Memewatch: Having kicked-off a “week in media meme”, picked up by bloggers of such lofty reknown as Iain Dale and The Devil, 77PR’s James Gordon-Macintosh has tagged me to join in.
Perhaps he’s aiming to add a little more leftyness to the whole exercise. Or maybe he’s looking to get the absurdly narrow mediablogging Scot-in-London niche covered. If so, consider it filled, James. My victims are at the bottom of the post, and will include one or two home-based members of the Scottish mafia.
What I’ve read
As you’d expect, I normally look through most of the papers every weekday – I might work online now, but old print habits die hard. The heavies get more careful reads, with the depth of my forays into the redtops depending on which reality show season it is. In the last couple of weeks, though, I’ve on holiday, the papers have been thin, and Mrs Tosh objects to the huge bundles of newsprint at home, so my reading’s moved online. Back to the normal routine on Monday.

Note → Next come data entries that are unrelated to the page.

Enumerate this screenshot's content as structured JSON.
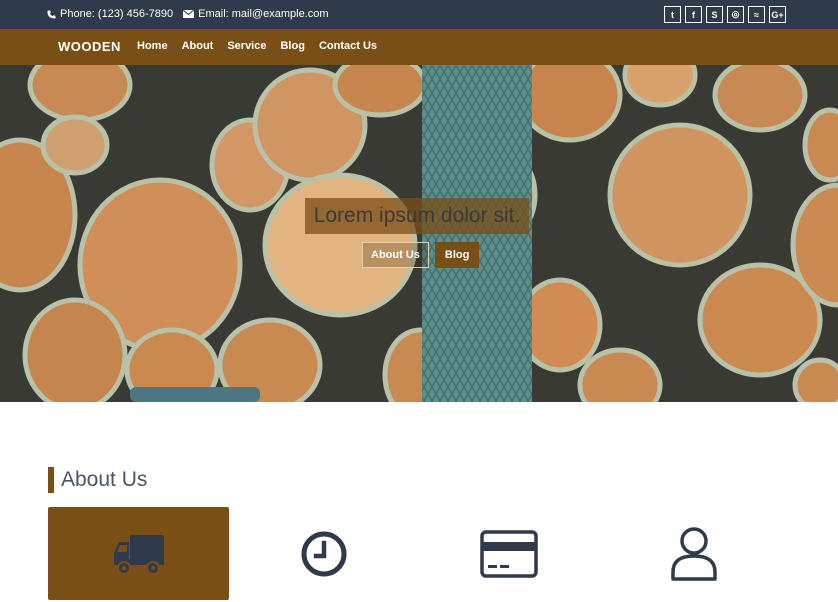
{
  "topbar": {
    "phone": "Phone: (123) 456-7890",
    "email": "Email: mail@example.com",
    "social": [
      {
        "name": "twitter-icon",
        "glyph": "t"
      },
      {
        "name": "facebook-icon",
        "glyph": "f"
      },
      {
        "name": "skype-icon",
        "glyph": "S"
      },
      {
        "name": "dribbble-icon",
        "glyph": "◎"
      },
      {
        "name": "rss-icon",
        "glyph": "≈"
      },
      {
        "name": "google-plus-icon",
        "glyph": "G+"
      }
    ]
  },
  "nav": {
    "brand": "WOODEN",
    "links": [
      "Home",
      "About",
      "Service",
      "Blog",
      "Contact Us"
    ]
  },
  "hero": {
    "title": "Lorem ipsum dolor sit.",
    "button_about": "About Us",
    "button_blog": "Blog"
  },
  "about": {
    "heading": "About Us",
    "features": [
      {
        "icon": "truck-icon",
        "active": true
      },
      {
        "icon": "clock-icon",
        "active": false
      },
      {
        "icon": "credit-card-icon",
        "active": false
      },
      {
        "icon": "user-icon",
        "active": false
      }
    ]
  },
  "colors": {
    "topbar": "#2f3a4a",
    "brand": "#7a4f16",
    "icon": "#2f3a4a"
  }
}
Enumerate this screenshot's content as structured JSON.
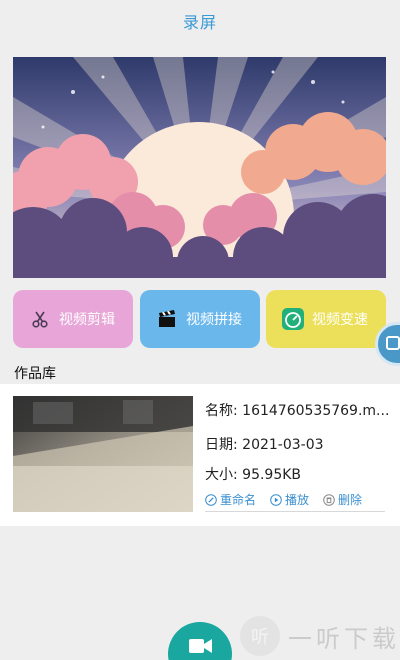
{
  "header": {
    "title": "录屏"
  },
  "tools": [
    {
      "label": "视频剪辑",
      "icon": "scissors-icon",
      "color": "#e8a6d8"
    },
    {
      "label": "视频拼接",
      "icon": "clapperboard-icon",
      "color": "#6ab7ec"
    },
    {
      "label": "视频变速",
      "icon": "speedometer-icon",
      "color": "#ece05a"
    }
  ],
  "library": {
    "title": "作品库",
    "items": [
      {
        "name": "名称: 1614760535769.m...",
        "date": "日期: 2021-03-03",
        "size": "大小:  95.95KB",
        "actions": {
          "rename": "重命名",
          "play": "播放",
          "delete": "删除"
        }
      }
    ]
  },
  "watermark": {
    "text": "一听下载",
    "badge": "听"
  },
  "colors": {
    "accent": "#3a9ad6",
    "fab": "#19a7a0"
  }
}
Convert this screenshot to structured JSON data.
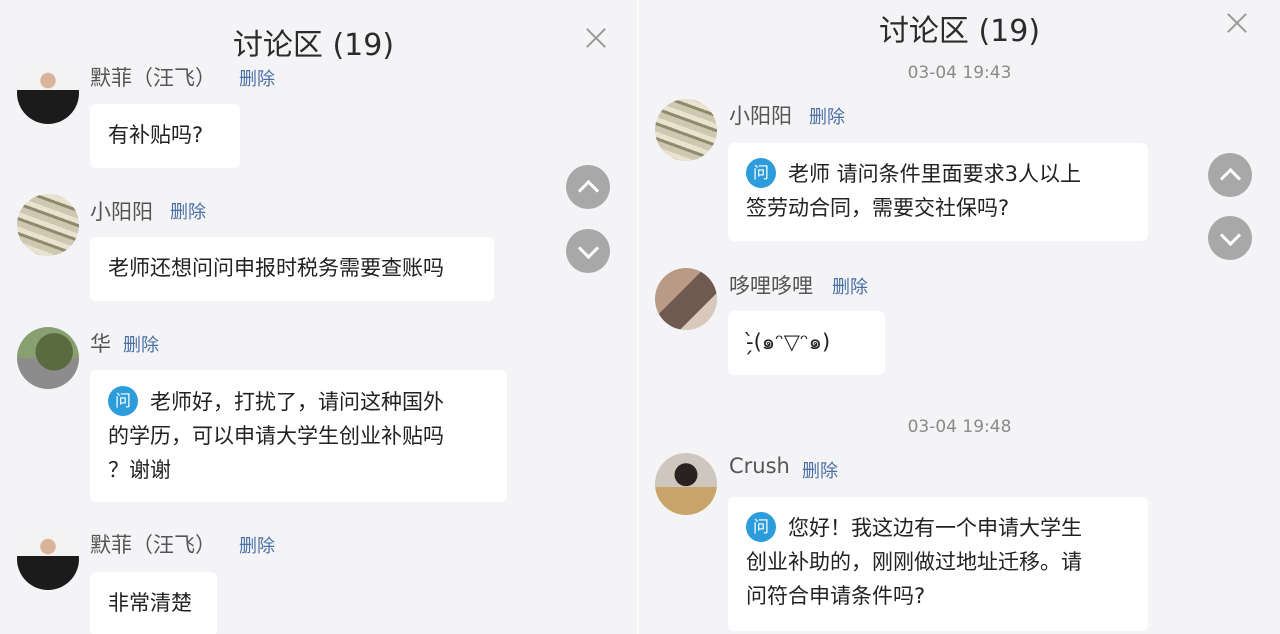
{
  "left": {
    "title": "讨论区 (19)",
    "messages": [
      {
        "user": "默菲（汪飞）",
        "delete": "删除",
        "text": "有补贴吗?"
      },
      {
        "user": "小阳阳",
        "delete": "删除",
        "text": "老师还想问问申报时税务需要查账吗"
      },
      {
        "user": "华",
        "delete": "删除",
        "badge": "问",
        "lines": [
          "老师好，打扰了，请问这种国外",
          "的学历，可以申请大学生创业补贴吗",
          "？谢谢"
        ]
      },
      {
        "user": "默菲（汪飞）",
        "delete": "删除",
        "text": "非常清楚"
      }
    ]
  },
  "right": {
    "title": "讨论区 (19)",
    "times": [
      "03-04 19:43",
      "03-04 19:48"
    ],
    "messages": [
      {
        "user": "小阳阳",
        "delete": "删除",
        "badge": "问",
        "lines": [
          "老师 请问条件里面要求3人以上",
          "签劳动合同，需要交社保吗?"
        ]
      },
      {
        "user": "哆哩哆哩",
        "delete": "删除",
        "text": "-̗̀(๑ᵔ▽ᵔ๑)"
      },
      {
        "user": "Crush",
        "delete": "删除",
        "badge": "问",
        "lines": [
          "您好！我这边有一个申请大学生",
          "创业补助的，刚刚做过地址迁移。请",
          "问符合申请条件吗?"
        ]
      }
    ]
  },
  "icons": {
    "close": "close-icon",
    "up": "chevron-up-icon",
    "down": "chevron-down-icon"
  },
  "colors": {
    "badge": "#2d9cdb",
    "delete_link": "#4a6fa5",
    "background": "#f4f4f6"
  }
}
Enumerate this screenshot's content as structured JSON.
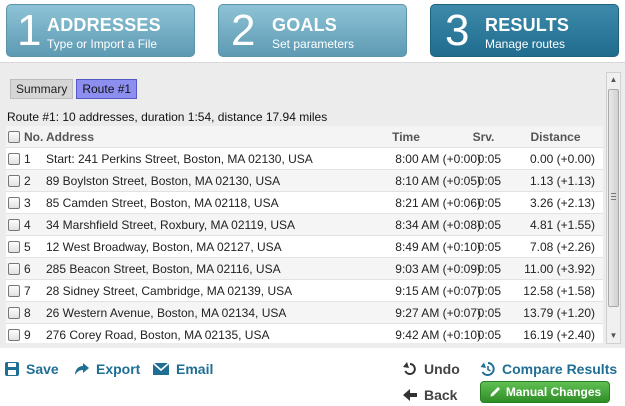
{
  "steps": [
    {
      "num": "1",
      "title": "ADDRESSES",
      "sub": "Type or Import a File"
    },
    {
      "num": "2",
      "title": "GOALS",
      "sub": "Set parameters"
    },
    {
      "num": "3",
      "title": "RESULTS",
      "sub": "Manage routes"
    }
  ],
  "subtabs": {
    "summary": "Summary",
    "route1": "Route #1"
  },
  "summary_text": "Route #1: 10 addresses, duration 1:54, distance 17.94 miles",
  "table": {
    "headers": {
      "no": "No.",
      "address": "Address",
      "time": "Time",
      "srv": "Srv.",
      "distance": "Distance"
    },
    "rows": [
      {
        "no": "1",
        "address": "Start: 241 Perkins Street, Boston, MA 02130, USA",
        "time": "8:00 AM (+0:00)",
        "srv": "0:05",
        "distance": "0.00 (+0.00)"
      },
      {
        "no": "2",
        "address": "89 Boylston Street, Boston, MA 02130, USA",
        "time": "8:10 AM (+0:05)",
        "srv": "0:05",
        "distance": "1.13 (+1.13)"
      },
      {
        "no": "3",
        "address": "85 Camden Street, Boston, MA 02118, USA",
        "time": "8:21 AM (+0:06)",
        "srv": "0:05",
        "distance": "3.26 (+2.13)"
      },
      {
        "no": "4",
        "address": "34 Marshfield Street, Roxbury, MA 02119, USA",
        "time": "8:34 AM (+0:08)",
        "srv": "0:05",
        "distance": "4.81 (+1.55)"
      },
      {
        "no": "5",
        "address": "12 West Broadway, Boston, MA 02127, USA",
        "time": "8:49 AM (+0:10)",
        "srv": "0:05",
        "distance": "7.08 (+2.26)"
      },
      {
        "no": "6",
        "address": "285 Beacon Street, Boston, MA 02116, USA",
        "time": "9:03 AM (+0:09)",
        "srv": "0:05",
        "distance": "11.00 (+3.92)"
      },
      {
        "no": "7",
        "address": "28 Sidney Street, Cambridge, MA 02139, USA",
        "time": "9:15 AM (+0:07)",
        "srv": "0:05",
        "distance": "12.58 (+1.58)"
      },
      {
        "no": "8",
        "address": "26 Western Avenue, Boston, MA 02134, USA",
        "time": "9:27 AM (+0:07)",
        "srv": "0:05",
        "distance": "13.79 (+1.20)"
      },
      {
        "no": "9",
        "address": "276 Corey Road, Boston, MA 02135, USA",
        "time": "9:42 AM (+0:10)",
        "srv": "0:05",
        "distance": "16.19 (+2.40)"
      }
    ]
  },
  "toolbar": {
    "save": "Save",
    "export": "Export",
    "email": "Email",
    "undo": "Undo",
    "back": "Back",
    "compare": "Compare Results",
    "manual": "Manual Changes"
  },
  "colors": {
    "accent": "#1f6f94",
    "active_step": "#2a7a9c",
    "inactive_step": "#7db4c9",
    "active_subtab": "#8d8ff0",
    "manual_button": "#3f9f35"
  }
}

But Christmas is always a good time for magazines. The January 08 Vanity Fair contained some brilliant journalism this month: Michael Shnayerson’s A Tale of two Giulianis, Hitchens on spy novels and William Prochnau and Laura Parker on Pitcairn Island all stood out. I’ve already been blogging about bits of the Economist’s typically entertaining Christmas Double Issue, but there’s lots more in there worth a look. I’ve still got the New Yorker’s winter fiction issue to look through. But the greatest Christmas staple there is – and the only time I buy the magazine these days – is the Radio Times festive edition. Frankly, the Sky EPG does for navigating the listings these days, but there’s still something special about holding that vast end of year RT in your hands and leafing through… the irretriveably shite Christmas TV. Yes… shame about the TV itself.
What I’ve watched
Standout baddies – just unforgivably bad TV – include the Christmas special of the BBC’s Holby City, which surely plunged new depths for latter-day UK primetime screenwriting and acting, and ITV’s Midsomer Murders, which was just… the usual. They get huge audiences, so maybe nobody cares. Nancy Banks-Smith rather delightfully, and so deftly, skewered both shows in the Guardian the day after transmission – Holby City last week, Midsomer Murders this. Three Men In Another Boat – about three comics sailing down the Thames and round the South coast in a yacht – was one of the few things to tickle me, along with (before you accuse me of being too middle-aged) the Christmas Friday Night Project on C4.
A product of my age, I used to feel almost honour-bound to watch any live football offered up, given there wasn’t much once, but now that could look like a full-time occupation. So now, selected live games, although with the Old Firm postponed I’ve seen none that would stand out in the last couple of weeks. Studio 60 has just come to an end, so I await another big US series to get my teeth into – I’ve just not been able to muster enthusiasm for The Wire, alas. It may be time to rent out another 24 box set. I’ve never watched it on broadcast, preferring it in disk-at-a-time four-hour slabs.
What I’ve listened to
This last two weeks, a weird combination of Radio 4 (Today, Broadcasting House, Start The Week) and Kiss100 (dance music). I’ve grown particularly fond of Kiss100′s breakfast show – a dangerous, but very funny, distraction from the absolute necessity of Today – and its Sunday morning programming, which is what they now call “downbeat”, but what we used to know as “beach” or “chillout”. Plus ça change…
When I’m on my commute I load the iPhone up with podcasts – mainly ours, including Football Weekly and Extra, Newsdesk, and Media Talk. Some of the Beeb’s comedy makes its way on there, although a New Year resolution is to catch some of the more innovative audio work coming out the US.
What I’ve surfed
Too much, compulsively. My blogroll here highlights some of the sites I visit most often, although my RSS reader has hundreds of news sites, blogs, Technorati watchlists and feeds from web apps I use to keep abreast of stuff. Specific themes for web surfing this holiday have been around local history (I know, I know), boiler information (I know, I know) and cool stuff some clever people are doing around…. whatever comes next. No, I’m not telling.
And now I tag… Shaun Milne, Craig McGill, Meg Pickard, Stewart Kirkpatrick and MrsTosh… go on, reveal all!